# Royal Oak lump?



## smokeymose (Mar 13, 2016)

I've seen references to "RO Lump" here, which I'm assuming is Royal Oak lump. I'm just just getting started in the offset smoker and am curious. What are the advantages over briquets? Home Depot here has a lot of it for $12.95 for a 20lb bag.


----------



## forluvofsmoke (Mar 13, 2016)

Hardwood lump produces far less ash than charcoal briquettes, burns hotter, and, possibly cleaner. A basket or chimney full won't last as long even with good draft control, probably due to it's lower density per volume and that it's more difficult to get a full basket/chimney with odd-sized pieces. This can be overcome by shaking the lump into the holder to settle it in tighter, if it matters that much, but you will have lots of small pieces dropping out the bottom through the grate if you shake it.

Eric


----------



## jasper7 (Mar 13, 2016)

I use lump for grillin and briquette for smokin, and I can never have too much of either on hand.  But then again Home Depots a four hour round trip, plus the ferry on and off the island. Smokem if you gotem.


----------



## joe black (Mar 13, 2016)

I use about 2/3 basket of RO lump in my offset and start it with 2/3 chimney of RO briqs.  It does burn hotter and cleaner but more important to me is a great bed of coals for a beginning.  After I have that good bed of coals, I switch over to all splits.  The briqs burn long enough to get the lump well underway.  

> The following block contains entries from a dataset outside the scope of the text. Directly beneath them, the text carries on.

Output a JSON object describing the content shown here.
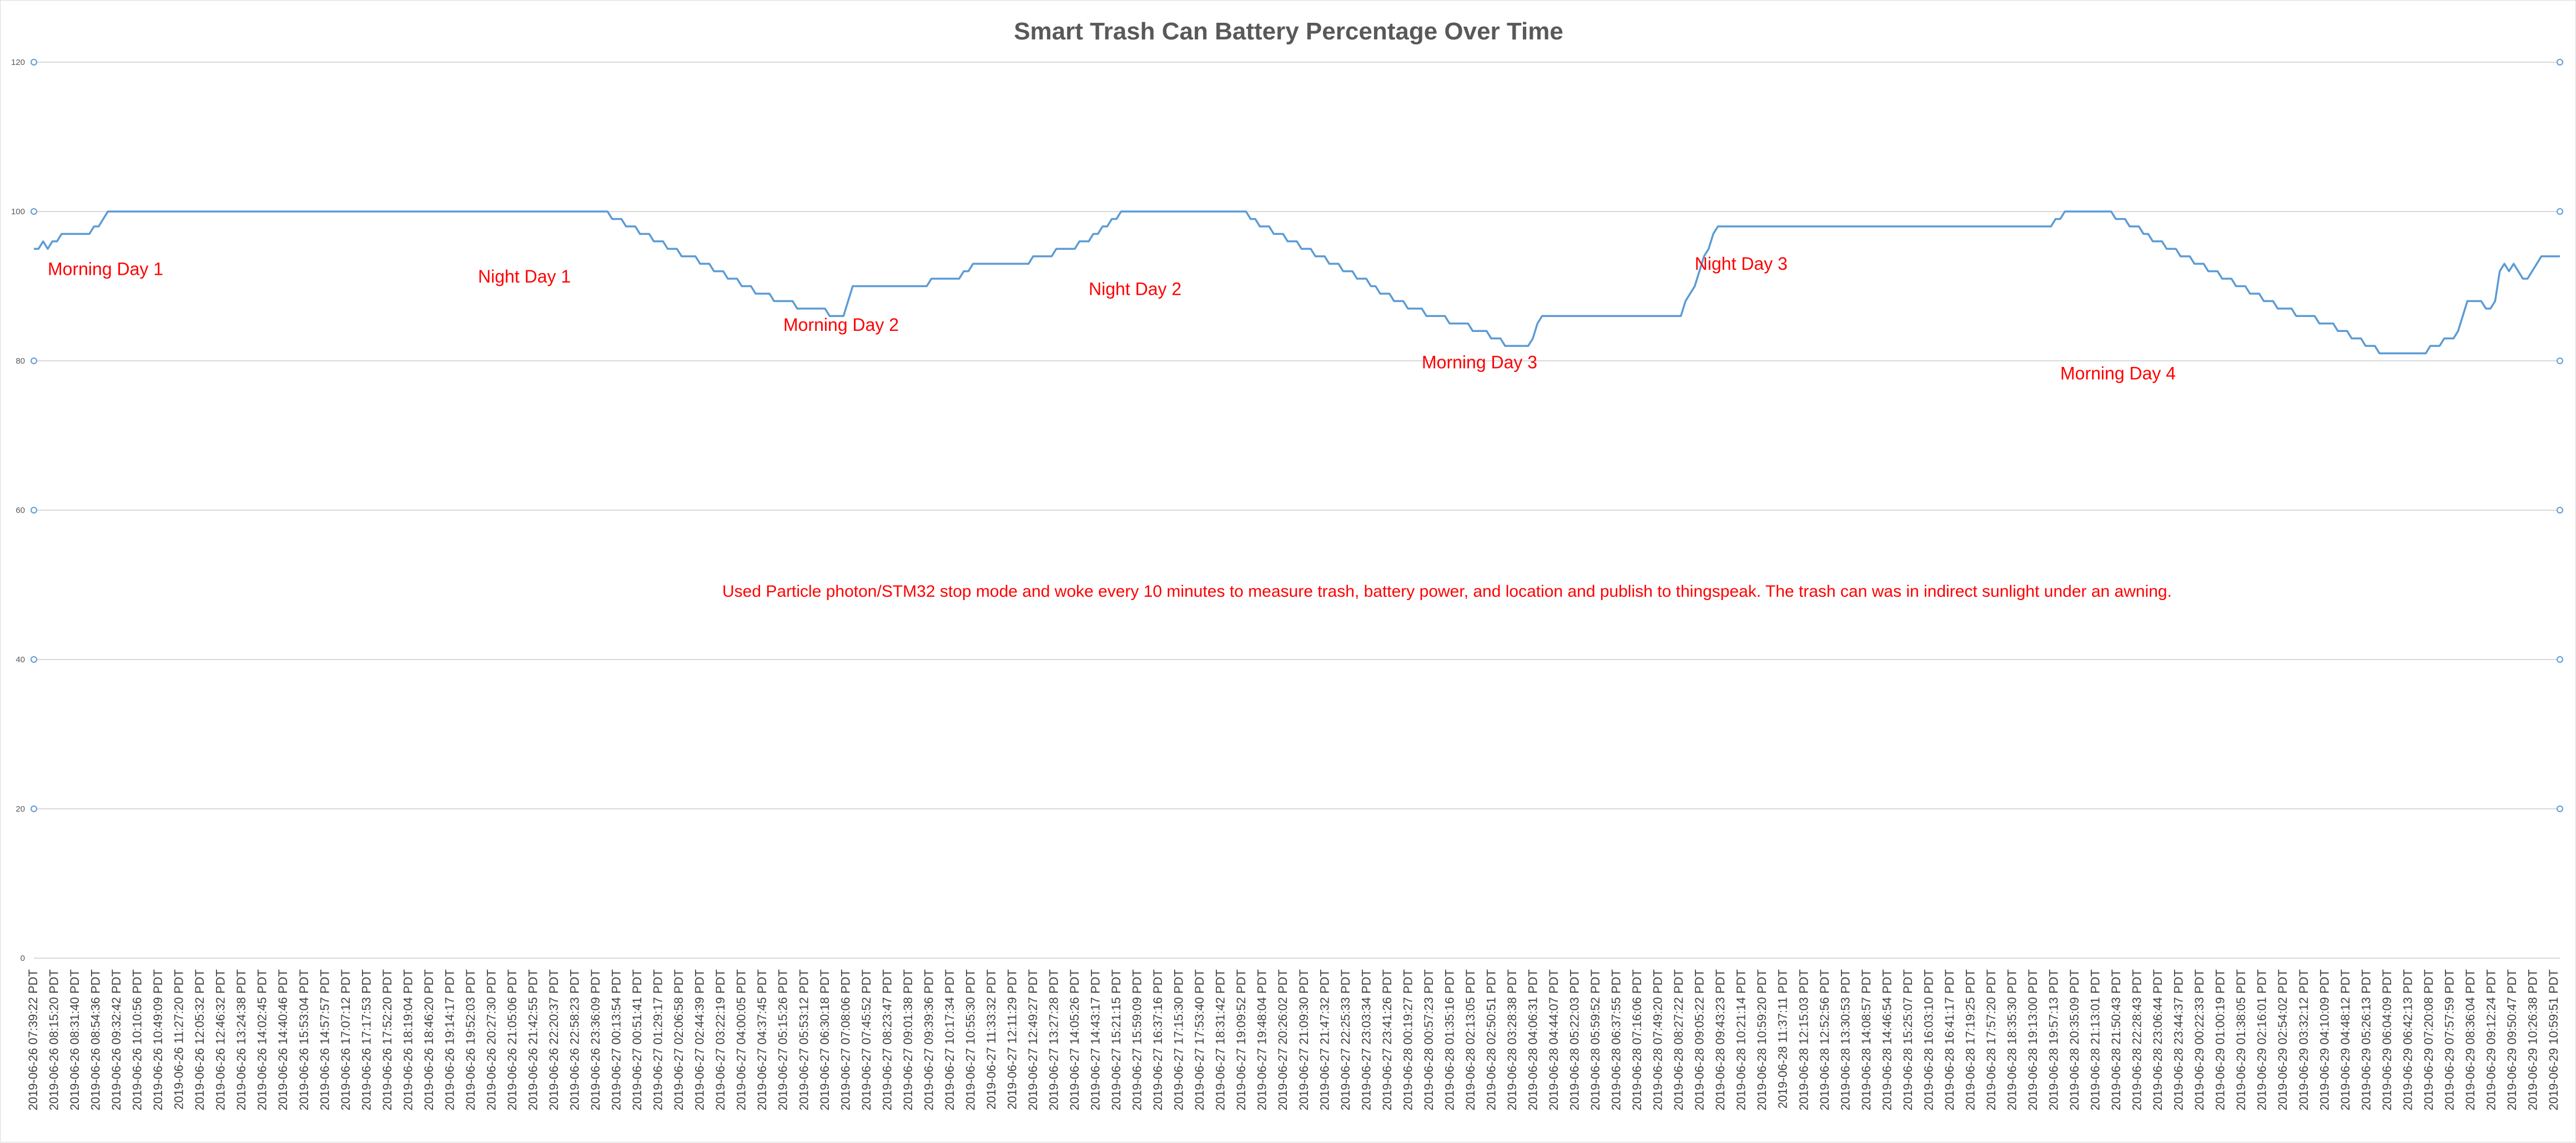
{
  "chart_data": {
    "type": "line",
    "title": "Smart Trash Can Battery Percentage Over Time",
    "xlabel": "",
    "ylabel": "",
    "ylim": [
      0,
      120
    ],
    "y_ticks": [
      "0",
      "20",
      "40",
      "60",
      "80",
      "100",
      "120"
    ],
    "grid": true,
    "legend": "none",
    "colors": {
      "line": "#5b9bd5",
      "grid": "#d9d9d9",
      "annotation": "#ff0000",
      "title": "#595959"
    },
    "x_tick_labels": [
      "2019-06-26 07:39:22 PDT",
      "2019-06-26 08:15:20 PDT",
      "2019-06-26 08:31:40 PDT",
      "2019-06-26 08:54:36 PDT",
      "2019-06-26 09:32:42 PDT",
      "2019-06-26 10:10:56 PDT",
      "2019-06-26 10:49:09 PDT",
      "2019-06-26 11:27:20 PDT",
      "2019-06-26 12:05:32 PDT",
      "2019-06-26 12:46:32 PDT",
      "2019-06-26 13:24:38 PDT",
      "2019-06-26 14:02:45 PDT",
      "2019-06-26 14:40:46 PDT",
      "2019-06-26 15:53:04 PDT",
      "2019-06-26 14:57:57 PDT",
      "2019-06-26 17:07:12 PDT",
      "2019-06-26 17:17:53 PDT",
      "2019-06-26 17:52:20 PDT",
      "2019-06-26 18:19:04 PDT",
      "2019-06-26 18:46:20 PDT",
      "2019-06-26 19:14:17 PDT",
      "2019-06-26 19:52:03 PDT",
      "2019-06-26 20:27:30 PDT",
      "2019-06-26 21:05:06 PDT",
      "2019-06-26 21:42:55 PDT",
      "2019-06-26 22:20:37 PDT",
      "2019-06-26 22:58:23 PDT",
      "2019-06-26 23:36:09 PDT",
      "2019-06-27 00:13:54 PDT",
      "2019-06-27 00:51:41 PDT",
      "2019-06-27 01:29:17 PDT",
      "2019-06-27 02:06:58 PDT",
      "2019-06-27 02:44:39 PDT",
      "2019-06-27 03:22:19 PDT",
      "2019-06-27 04:00:05 PDT",
      "2019-06-27 04:37:45 PDT",
      "2019-06-27 05:15:26 PDT",
      "2019-06-27 05:53:12 PDT",
      "2019-06-27 06:30:18 PDT",
      "2019-06-27 07:08:06 PDT",
      "2019-06-27 07:45:52 PDT",
      "2019-06-27 08:23:47 PDT",
      "2019-06-27 09:01:38 PDT",
      "2019-06-27 09:39:36 PDT",
      "2019-06-27 10:17:34 PDT",
      "2019-06-27 10:55:30 PDT",
      "2019-06-27 11:33:32 PDT",
      "2019-06-27 12:11:29 PDT",
      "2019-06-27 12:49:27 PDT",
      "2019-06-27 13:27:28 PDT",
      "2019-06-27 14:05:26 PDT",
      "2019-06-27 14:43:17 PDT",
      "2019-06-27 15:21:15 PDT",
      "2019-06-27 15:59:09 PDT",
      "2019-06-27 16:37:16 PDT",
      "2019-06-27 17:15:30 PDT",
      "2019-06-27 17:53:40 PDT",
      "2019-06-27 18:31:42 PDT",
      "2019-06-27 19:09:52 PDT",
      "2019-06-27 19:48:04 PDT",
      "2019-06-27 20:26:02 PDT",
      "2019-06-27 21:09:30 PDT",
      "2019-06-27 21:47:32 PDT",
      "2019-06-27 22:25:33 PDT",
      "2019-06-27 23:03:34 PDT",
      "2019-06-27 23:41:26 PDT",
      "2019-06-28 00:19:27 PDT",
      "2019-06-28 00:57:23 PDT",
      "2019-06-28 01:35:16 PDT",
      "2019-06-28 02:13:05 PDT",
      "2019-06-28 02:50:51 PDT",
      "2019-06-28 03:28:38 PDT",
      "2019-06-28 04:06:31 PDT",
      "2019-06-28 04:44:07 PDT",
      "2019-06-28 05:22:03 PDT",
      "2019-06-28 05:59:52 PDT",
      "2019-06-28 06:37:55 PDT",
      "2019-06-28 07:16:06 PDT",
      "2019-06-28 07:49:20 PDT",
      "2019-06-28 08:27:22 PDT",
      "2019-06-28 09:05:22 PDT",
      "2019-06-28 09:43:23 PDT",
      "2019-06-28 10:21:14 PDT",
      "2019-06-28 10:59:20 PDT",
      "2019-06-28 11:37:11 PDT",
      "2019-06-28 12:15:03 PDT",
      "2019-06-28 12:52:56 PDT",
      "2019-06-28 13:30:53 PDT",
      "2019-06-28 14:08:57 PDT",
      "2019-06-28 14:46:54 PDT",
      "2019-06-28 15:25:07 PDT",
      "2019-06-28 16:03:10 PDT",
      "2019-06-28 16:41:17 PDT",
      "2019-06-28 17:19:25 PDT",
      "2019-06-28 17:57:20 PDT",
      "2019-06-28 18:35:30 PDT",
      "2019-06-28 19:13:00 PDT",
      "2019-06-28 19:57:13 PDT",
      "2019-06-28 20:35:09 PDT",
      "2019-06-28 21:13:01 PDT",
      "2019-06-28 21:50:43 PDT",
      "2019-06-28 22:28:43 PDT",
      "2019-06-28 23:06:44 PDT",
      "2019-06-28 23:44:37 PDT",
      "2019-06-29 00:22:33 PDT",
      "2019-06-29 01:00:19 PDT",
      "2019-06-29 01:38:05 PDT",
      "2019-06-29 02:16:01 PDT",
      "2019-06-29 02:54:02 PDT",
      "2019-06-29 03:32:12 PDT",
      "2019-06-29 04:10:09 PDT",
      "2019-06-29 04:48:12 PDT",
      "2019-06-29 05:26:13 PDT",
      "2019-06-29 06:04:09 PDT",
      "2019-06-29 06:42:13 PDT",
      "2019-06-29 07:20:08 PDT",
      "2019-06-29 07:57:59 PDT",
      "2019-06-29 08:36:04 PDT",
      "2019-06-29 09:12:24 PDT",
      "2019-06-29 09:50:47 PDT",
      "2019-06-29 10:26:38 PDT",
      "2019-06-29 10:59:51 PDT"
    ],
    "series": [
      {
        "values": [
          95,
          95,
          96,
          95,
          96,
          96,
          97,
          97,
          97,
          97,
          97,
          97,
          97,
          98,
          98,
          99,
          100,
          100,
          100,
          100,
          100,
          100,
          100,
          100,
          100,
          100,
          100,
          100,
          100,
          100,
          100,
          100,
          100,
          100,
          100,
          100,
          100,
          100,
          100,
          100,
          100,
          100,
          100,
          100,
          100,
          100,
          100,
          100,
          100,
          100,
          100,
          100,
          100,
          100,
          100,
          100,
          100,
          100,
          100,
          100,
          100,
          100,
          100,
          100,
          100,
          100,
          100,
          100,
          100,
          100,
          100,
          100,
          100,
          100,
          100,
          100,
          100,
          100,
          100,
          100,
          100,
          100,
          100,
          100,
          100,
          100,
          100,
          100,
          100,
          100,
          100,
          100,
          100,
          100,
          100,
          100,
          100,
          100,
          100,
          100,
          100,
          100,
          100,
          100,
          100,
          100,
          100,
          100,
          100,
          100,
          100,
          100,
          100,
          100,
          100,
          100,
          100,
          100,
          100,
          100,
          100,
          100,
          100,
          100,
          100,
          99,
          99,
          99,
          98,
          98,
          98,
          97,
          97,
          97,
          96,
          96,
          96,
          95,
          95,
          95,
          94,
          94,
          94,
          94,
          93,
          93,
          93,
          92,
          92,
          92,
          91,
          91,
          91,
          90,
          90,
          90,
          89,
          89,
          89,
          89,
          88,
          88,
          88,
          88,
          88,
          87,
          87,
          87,
          87,
          87,
          87,
          87,
          86,
          86,
          86,
          86,
          88,
          90,
          90,
          90,
          90,
          90,
          90,
          90,
          90,
          90,
          90,
          90,
          90,
          90,
          90,
          90,
          90,
          90,
          91,
          91,
          91,
          91,
          91,
          91,
          91,
          92,
          92,
          93,
          93,
          93,
          93,
          93,
          93,
          93,
          93,
          93,
          93,
          93,
          93,
          93,
          94,
          94,
          94,
          94,
          94,
          95,
          95,
          95,
          95,
          95,
          96,
          96,
          96,
          97,
          97,
          98,
          98,
          99,
          99,
          100,
          100,
          100,
          100,
          100,
          100,
          100,
          100,
          100,
          100,
          100,
          100,
          100,
          100,
          100,
          100,
          100,
          100,
          100,
          100,
          100,
          100,
          100,
          100,
          100,
          100,
          100,
          100,
          99,
          99,
          98,
          98,
          98,
          97,
          97,
          97,
          96,
          96,
          96,
          95,
          95,
          95,
          94,
          94,
          94,
          93,
          93,
          93,
          92,
          92,
          92,
          91,
          91,
          91,
          90,
          90,
          89,
          89,
          89,
          88,
          88,
          88,
          87,
          87,
          87,
          87,
          86,
          86,
          86,
          86,
          86,
          85,
          85,
          85,
          85,
          85,
          84,
          84,
          84,
          84,
          83,
          83,
          83,
          82,
          82,
          82,
          82,
          82,
          82,
          83,
          85,
          86,
          86,
          86,
          86,
          86,
          86,
          86,
          86,
          86,
          86,
          86,
          86,
          86,
          86,
          86,
          86,
          86,
          86,
          86,
          86,
          86,
          86,
          86,
          86,
          86,
          86,
          86,
          86,
          86,
          86,
          86,
          88,
          89,
          90,
          92,
          94,
          95,
          97,
          98,
          98,
          98,
          98,
          98,
          98,
          98,
          98,
          98,
          98,
          98,
          98,
          98,
          98,
          98,
          98,
          98,
          98,
          98,
          98,
          98,
          98,
          98,
          98,
          98,
          98,
          98,
          98,
          98,
          98,
          98,
          98,
          98,
          98,
          98,
          98,
          98,
          98,
          98,
          98,
          98,
          98,
          98,
          98,
          98,
          98,
          98,
          98,
          98,
          98,
          98,
          98,
          98,
          98,
          98,
          98,
          98,
          98,
          98,
          98,
          98,
          98,
          98,
          98,
          98,
          98,
          98,
          98,
          98,
          98,
          98,
          98,
          98,
          99,
          99,
          100,
          100,
          100,
          100,
          100,
          100,
          100,
          100,
          100,
          100,
          100,
          99,
          99,
          99,
          98,
          98,
          98,
          97,
          97,
          96,
          96,
          96,
          95,
          95,
          95,
          94,
          94,
          94,
          93,
          93,
          93,
          92,
          92,
          92,
          91,
          91,
          91,
          90,
          90,
          90,
          89,
          89,
          89,
          88,
          88,
          88,
          87,
          87,
          87,
          87,
          86,
          86,
          86,
          86,
          86,
          85,
          85,
          85,
          85,
          84,
          84,
          84,
          83,
          83,
          83,
          82,
          82,
          82,
          81,
          81,
          81,
          81,
          81,
          81,
          81,
          81,
          81,
          81,
          81,
          82,
          82,
          82,
          83,
          83,
          83,
          84,
          86,
          88,
          88,
          88,
          88,
          87,
          87,
          88,
          92,
          93,
          92,
          93,
          92,
          91,
          91,
          92,
          93,
          94,
          94,
          94,
          94,
          94
        ]
      }
    ],
    "annotations": [
      {
        "text": "Morning Day 1",
        "x_index": 3,
        "y": 91.5
      },
      {
        "text": "Night Day 1",
        "x_index": 96,
        "y": 90.5
      },
      {
        "text": "Morning Day 2",
        "x_index": 162,
        "y": 84.0
      },
      {
        "text": "Night Day 2",
        "x_index": 228,
        "y": 88.8
      },
      {
        "text": "Morning Day 3",
        "x_index": 300,
        "y": 79.0
      },
      {
        "text": "Night Day 3",
        "x_index": 359,
        "y": 92.2
      },
      {
        "text": "Morning Day 4",
        "x_index": 438,
        "y": 77.5
      }
    ],
    "note": "Used Particle photon/STM32 stop mode and woke every 10 minutes to measure trash, battery power, and location and publish to thingspeak. The trash can was in indirect sunlight under an awning."
  }
}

This method works very good for me.  I've been using it for over a year in my offset and it has given me good cooks.


----------



## b-one (Mar 13, 2016)

Also watch for sales! KBB is put on sale 2-3 times a year it will be about half the normal price. I think the dates are Memorial Day, July 4th and Labor Day IIRC.


----------



## lisa cruisngrrl (Mar 14, 2016)

With lump you only have wood. With briquettes you have a binder to keep the charcoal dust together. Someone told me that some other things like coal dust can be added, not sure that is true. When we were using our cheap tin master chef smoker it was a fight to get temps up and keep temps for a long time, briquettes were easier. Now that we have a kamado style Akorn we have to fight to keep temps down using lump. I find with the Akorn the food tastes less like charcoal and has a milder smoked flavour.


----------